Yes, there are still poor people, especially in places like Zimbabwe or Venezuela that have turned against liberal ideas, or among the numerous victims in rich societies of proliferating illiberal policies, such as prohibiting Uber and Lyft, closing occupations, regulating street food.  

But in 1800 practically everyone in the world was poor, at about £2 a day. The age of shocking inequality was not 1900 or 2000, but any of the other centuries back to the invention of agriculture. During the Middle Ages a half of national income was paid for land rents to the already rich. Labourers lived in squalid conditions, unimaginable nowadays unless you have seen the favelas and townships. The share of such places in world population diminishes yearly, as governments discover liberalism and let their people go. Admittedly, many populist tyrants have recently re-discovered an illiberalism suited to killing growth, and people. But viewed internationally, as a non-nationalistic ethic would require, individual inequality has fallen in the past forty years like a stone. Innovation did it.
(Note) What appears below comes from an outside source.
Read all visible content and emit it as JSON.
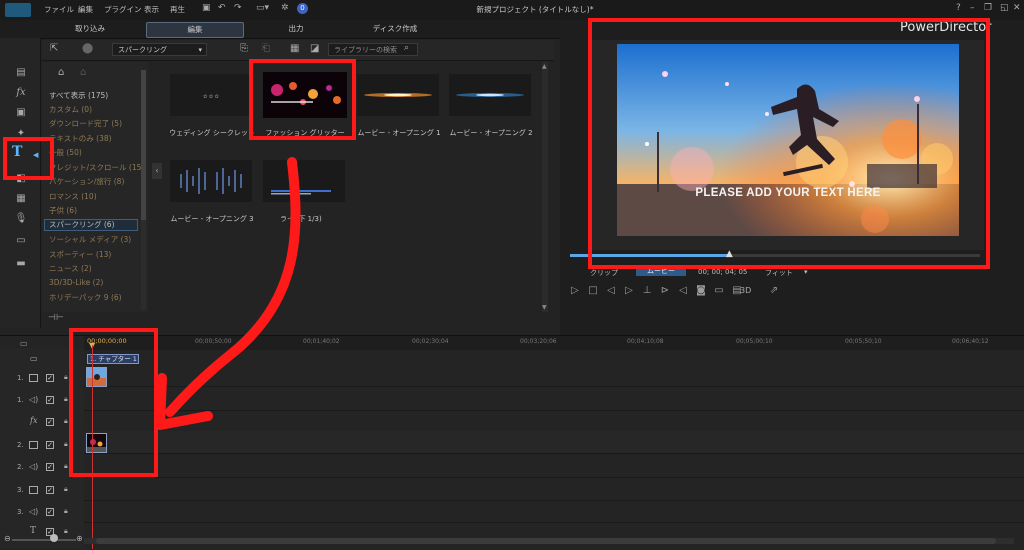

Why have the poor benefited? After all, you might believe that the fat cats get the first bite. The answer in a word is entry. When Sam Walton, running a little faux-Woolworth’s in his home town, innovated the use of bar codes to control inventories, revolutionising US retailing, other retailers were not slow to notice. The economist William Nordhaus reckons that innovators get 2% of the social value of their innovations. It’s a good deal. Sam’s children became obnoxiously wealthy. But we got by competition the 98%.

Be of good cheer, then. The poor shall inherit the earth.